Şimdi yukarıda "vardır bir mantıklı cevabı" diyerek geçtiğim soruyu tekrar sormak istiyorum Ali Bulaç’a: "Bu tür yazıları neden Zaman gazetesinde değil de, tali yayın organlarında yayınlıyorsun Ali abi?
Nasıl bir izah getireceksin, doğrusu çok merak ediyorum.
Merak ettiğim bir diğer konu ise şu: Ekmeğini yandaşlıktan çıkaran yazar arkadaşlar neden Ali Bulaç'ın bu yazısına sessiz kaldılar? Karşı mahalleden biri referanduma "hayır" dediğinde hemen hepsi kalemine sarılıyor da, neden islami kesimden biri söz konusu olunca sesleri çıkmıyor? Hatta hep merak ediyorum: ‘yandaş', 'muhafazakar', 'İslamcı', nasıl tanımlarsanız tanımlayın, bu yazarların kalemi niçin kendi mahallesinden arkadaşlara kalkmaz?
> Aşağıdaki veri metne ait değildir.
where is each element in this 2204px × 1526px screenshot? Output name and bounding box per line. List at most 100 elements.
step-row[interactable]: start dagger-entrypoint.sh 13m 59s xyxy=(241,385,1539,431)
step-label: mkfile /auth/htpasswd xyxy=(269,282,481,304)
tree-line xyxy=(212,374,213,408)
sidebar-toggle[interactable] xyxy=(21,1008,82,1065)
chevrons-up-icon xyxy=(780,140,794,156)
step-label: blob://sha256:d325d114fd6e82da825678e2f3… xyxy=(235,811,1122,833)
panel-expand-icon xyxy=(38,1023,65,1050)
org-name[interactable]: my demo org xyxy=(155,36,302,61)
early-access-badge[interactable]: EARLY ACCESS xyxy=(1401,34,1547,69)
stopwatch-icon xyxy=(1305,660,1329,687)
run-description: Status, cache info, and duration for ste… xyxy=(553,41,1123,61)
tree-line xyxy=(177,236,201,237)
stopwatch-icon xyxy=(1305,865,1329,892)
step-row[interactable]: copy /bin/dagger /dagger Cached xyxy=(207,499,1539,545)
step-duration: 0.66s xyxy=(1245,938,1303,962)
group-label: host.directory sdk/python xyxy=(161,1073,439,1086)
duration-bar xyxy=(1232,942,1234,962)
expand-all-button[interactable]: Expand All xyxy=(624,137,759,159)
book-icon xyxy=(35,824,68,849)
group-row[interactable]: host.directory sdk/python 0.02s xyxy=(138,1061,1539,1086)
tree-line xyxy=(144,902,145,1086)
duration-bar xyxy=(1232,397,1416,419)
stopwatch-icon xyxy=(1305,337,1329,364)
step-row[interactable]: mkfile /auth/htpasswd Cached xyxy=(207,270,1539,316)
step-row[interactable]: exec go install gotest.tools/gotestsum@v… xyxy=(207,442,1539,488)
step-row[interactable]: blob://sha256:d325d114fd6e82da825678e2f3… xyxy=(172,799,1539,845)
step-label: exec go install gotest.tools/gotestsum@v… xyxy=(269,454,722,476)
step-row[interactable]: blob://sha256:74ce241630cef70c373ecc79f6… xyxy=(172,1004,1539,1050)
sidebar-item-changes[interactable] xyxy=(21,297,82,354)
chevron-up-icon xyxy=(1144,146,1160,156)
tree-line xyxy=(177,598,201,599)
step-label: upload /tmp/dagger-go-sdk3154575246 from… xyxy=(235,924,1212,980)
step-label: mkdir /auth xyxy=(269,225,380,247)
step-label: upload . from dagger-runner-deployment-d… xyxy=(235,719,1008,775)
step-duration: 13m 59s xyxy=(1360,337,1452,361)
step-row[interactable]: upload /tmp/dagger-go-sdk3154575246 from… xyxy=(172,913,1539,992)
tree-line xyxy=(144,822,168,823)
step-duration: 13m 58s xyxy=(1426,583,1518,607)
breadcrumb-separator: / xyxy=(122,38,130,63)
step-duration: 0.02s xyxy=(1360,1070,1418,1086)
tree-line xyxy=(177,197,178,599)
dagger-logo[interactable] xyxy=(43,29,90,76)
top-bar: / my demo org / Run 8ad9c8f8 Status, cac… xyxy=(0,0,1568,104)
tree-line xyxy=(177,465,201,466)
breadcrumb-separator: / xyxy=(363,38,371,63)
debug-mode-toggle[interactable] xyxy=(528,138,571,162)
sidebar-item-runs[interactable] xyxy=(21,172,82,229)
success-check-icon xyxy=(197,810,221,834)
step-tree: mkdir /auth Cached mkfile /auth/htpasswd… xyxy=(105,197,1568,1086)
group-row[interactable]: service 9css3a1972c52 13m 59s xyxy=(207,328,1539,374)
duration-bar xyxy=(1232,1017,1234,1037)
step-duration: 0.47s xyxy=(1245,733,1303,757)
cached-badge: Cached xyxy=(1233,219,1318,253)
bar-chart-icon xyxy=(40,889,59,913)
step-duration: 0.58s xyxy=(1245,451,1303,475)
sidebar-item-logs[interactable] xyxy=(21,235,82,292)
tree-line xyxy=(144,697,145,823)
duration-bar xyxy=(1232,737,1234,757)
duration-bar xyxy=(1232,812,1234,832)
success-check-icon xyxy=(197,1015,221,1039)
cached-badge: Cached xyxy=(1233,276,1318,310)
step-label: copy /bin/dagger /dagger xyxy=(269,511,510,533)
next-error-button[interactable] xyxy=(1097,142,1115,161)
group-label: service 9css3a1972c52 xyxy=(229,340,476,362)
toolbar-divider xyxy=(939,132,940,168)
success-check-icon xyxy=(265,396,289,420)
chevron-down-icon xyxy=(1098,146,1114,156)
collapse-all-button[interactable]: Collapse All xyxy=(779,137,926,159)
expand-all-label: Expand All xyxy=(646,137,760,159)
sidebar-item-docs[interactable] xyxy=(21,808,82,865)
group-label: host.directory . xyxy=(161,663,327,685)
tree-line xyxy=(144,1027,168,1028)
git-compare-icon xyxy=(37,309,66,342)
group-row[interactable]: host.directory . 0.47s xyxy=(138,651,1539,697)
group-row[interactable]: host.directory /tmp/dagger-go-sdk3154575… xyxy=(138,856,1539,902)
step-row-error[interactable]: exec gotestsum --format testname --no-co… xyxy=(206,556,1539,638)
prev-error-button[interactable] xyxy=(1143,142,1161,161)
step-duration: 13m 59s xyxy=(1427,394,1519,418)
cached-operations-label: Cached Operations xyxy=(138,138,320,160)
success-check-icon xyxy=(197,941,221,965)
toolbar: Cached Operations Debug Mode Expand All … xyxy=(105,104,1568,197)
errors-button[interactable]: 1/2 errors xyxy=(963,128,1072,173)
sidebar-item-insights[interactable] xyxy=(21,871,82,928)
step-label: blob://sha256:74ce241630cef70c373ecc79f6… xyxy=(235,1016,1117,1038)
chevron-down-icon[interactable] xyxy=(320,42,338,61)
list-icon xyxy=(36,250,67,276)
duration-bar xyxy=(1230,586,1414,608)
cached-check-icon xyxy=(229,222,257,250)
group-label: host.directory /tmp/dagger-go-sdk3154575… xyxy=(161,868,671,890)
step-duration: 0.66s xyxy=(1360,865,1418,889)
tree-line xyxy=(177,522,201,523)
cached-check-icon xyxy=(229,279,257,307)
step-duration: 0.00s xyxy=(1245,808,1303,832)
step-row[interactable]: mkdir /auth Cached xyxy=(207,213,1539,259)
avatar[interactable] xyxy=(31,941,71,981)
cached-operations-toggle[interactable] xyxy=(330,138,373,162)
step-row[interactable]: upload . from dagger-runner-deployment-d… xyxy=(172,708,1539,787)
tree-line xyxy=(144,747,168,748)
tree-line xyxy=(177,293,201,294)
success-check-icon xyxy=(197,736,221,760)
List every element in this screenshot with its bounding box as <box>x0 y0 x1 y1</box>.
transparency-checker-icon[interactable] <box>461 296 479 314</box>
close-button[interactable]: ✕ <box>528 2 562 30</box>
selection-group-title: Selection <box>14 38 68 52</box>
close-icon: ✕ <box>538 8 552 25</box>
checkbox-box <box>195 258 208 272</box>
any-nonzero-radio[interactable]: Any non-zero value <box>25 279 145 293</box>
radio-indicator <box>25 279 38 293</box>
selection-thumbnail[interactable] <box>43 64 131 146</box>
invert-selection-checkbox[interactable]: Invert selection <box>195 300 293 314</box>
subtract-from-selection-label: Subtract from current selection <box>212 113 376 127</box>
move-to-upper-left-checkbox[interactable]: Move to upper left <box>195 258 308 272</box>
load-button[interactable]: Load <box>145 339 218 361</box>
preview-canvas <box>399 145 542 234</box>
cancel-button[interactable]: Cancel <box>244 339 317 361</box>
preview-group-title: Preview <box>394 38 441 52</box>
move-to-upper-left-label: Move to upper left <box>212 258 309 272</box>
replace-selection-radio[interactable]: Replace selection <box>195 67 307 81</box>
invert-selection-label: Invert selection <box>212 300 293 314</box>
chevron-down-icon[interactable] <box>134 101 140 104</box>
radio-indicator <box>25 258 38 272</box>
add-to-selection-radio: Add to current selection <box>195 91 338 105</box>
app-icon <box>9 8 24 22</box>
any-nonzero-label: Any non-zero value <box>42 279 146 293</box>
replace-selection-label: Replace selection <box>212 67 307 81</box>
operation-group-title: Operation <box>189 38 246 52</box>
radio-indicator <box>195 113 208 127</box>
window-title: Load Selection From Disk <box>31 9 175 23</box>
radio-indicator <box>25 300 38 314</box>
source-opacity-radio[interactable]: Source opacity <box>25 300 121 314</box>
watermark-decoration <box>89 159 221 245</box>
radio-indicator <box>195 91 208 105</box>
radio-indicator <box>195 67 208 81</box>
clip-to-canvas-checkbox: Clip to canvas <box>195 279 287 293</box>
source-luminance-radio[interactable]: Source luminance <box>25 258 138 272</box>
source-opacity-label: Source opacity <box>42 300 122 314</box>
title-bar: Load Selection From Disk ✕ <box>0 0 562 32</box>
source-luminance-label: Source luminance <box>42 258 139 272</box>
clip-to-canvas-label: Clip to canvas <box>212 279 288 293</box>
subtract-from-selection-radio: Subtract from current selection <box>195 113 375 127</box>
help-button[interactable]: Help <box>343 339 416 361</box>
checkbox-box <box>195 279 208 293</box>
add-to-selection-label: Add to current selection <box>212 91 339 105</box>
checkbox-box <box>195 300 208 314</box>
Sizin bu konuda bir fikriniz var mı? Ben gerçekten merak ediyorum.
Yazımın sonunda bir hatırlatma da Ali Bulaç’a yapmak istiyorum. Madem Bulaç tartışmaları dini argümanlarla yapmaya başladı, ben de ona bir ayetle küçük bir katkı sunmak istiyorum.
Kuran’da bildiğim kadarıyla şöyle bir ayet var (mealen): ‘Biriyle olan kişisel sorununuz, ihtilafınız sizi o kişi hakkında adaletsiz davranmaya sevk etmesin’
Evet Ali abi, sence bu ayete aykırı bir durum yok mu senin duruşunda?
Kendini yokladığında, gerçekten adil bir çıkış yaptığını düşünüyor musun?
Eğer cevap yazacaksan, lütfen Zaman gazetenizdeki köşenden yaz. Seni yakından takip eden arkadaşların olaylardan daha erken haberdar olmasını da sağlamış olursun.
Hem çekinme, Cemaatle aran bir yazı yüzünden bozulmaz. Haksız mıyım?